Ved Prakash Gupta v. Shishu Pal Singh; AIR 1984 All 288
Para 16

16. In Boothalinga Agencies v. V.T.C. Poriaswami Nadar (AIR 1969 SC 110) it was
held that the doctrine of frustration does not apply to a self induced frustration. The
defendant-appellant having chosen not to obtain the necessary permission during the
period within which he was under an obligation to perform the contract he could not
invoke the doctrine of frustration in his favour. In Mugneeram Bangur & Co. Pvt. Ltd.
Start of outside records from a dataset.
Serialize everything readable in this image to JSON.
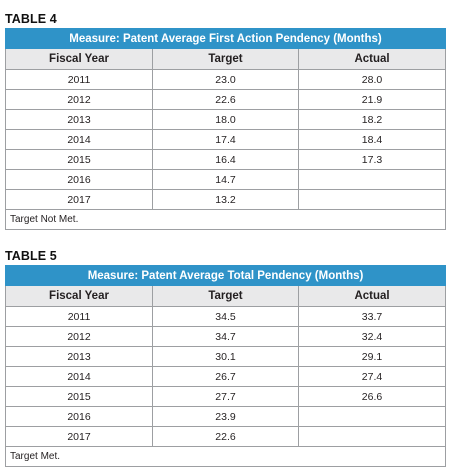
{
  "tables": [
    {
      "label": "TABLE 4",
      "measure": "Measure: Patent Average First Action Pendency (Months)",
      "headers": [
        "Fiscal Year",
        "Target",
        "Actual"
      ],
      "rows": [
        [
          "2011",
          "23.0",
          "28.0"
        ],
        [
          "2012",
          "22.6",
          "21.9"
        ],
        [
          "2013",
          "18.0",
          "18.2"
        ],
        [
          "2014",
          "17.4",
          "18.4"
        ],
        [
          "2015",
          "16.4",
          "17.3"
        ],
        [
          "2016",
          "14.7",
          ""
        ],
        [
          "2017",
          "13.2",
          ""
        ]
      ],
      "note": "Target Not Met."
    },
    {
      "label": "TABLE 5",
      "measure": "Measure: Patent Average Total Pendency (Months)",
      "headers": [
        "Fiscal Year",
        "Target",
        "Actual"
      ],
      "rows": [
        [
          "2011",
          "34.5",
          "33.7"
        ],
        [
          "2012",
          "34.7",
          "32.4"
        ],
        [
          "2013",
          "30.1",
          "29.1"
        ],
        [
          "2014",
          "26.7",
          "27.4"
        ],
        [
          "2015",
          "27.7",
          "26.6"
        ],
        [
          "2016",
          "23.9",
          ""
        ],
        [
          "2017",
          "22.6",
          ""
        ]
      ],
      "note": "Target Met."
    }
  ],
  "colors": {
    "measure_bg": "#2f93c8",
    "header_bg": "#e9e9ea",
    "border": "#9d9fa2"
  }
}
(AIR 1965 SC 1523) (supra) the contract was not found to be discharged and it was
held that “if the performance of the contract is rendered unlawful either for a
determinate period of time or for an indeterminate period of time the contract would
not stand discharged unless the ban on its performance existed on the day or during
the time in which it has to be performed. I have already held that time was not of the
essence of the contract and the restriction on transfer was only temporary. There was no
absolute ban on the performance of the contract during the period 1-1-1973 to 31-
3-1973. The transfer could be made with the permission of the competent authority.
The contract in the circumstances did not stand discharged.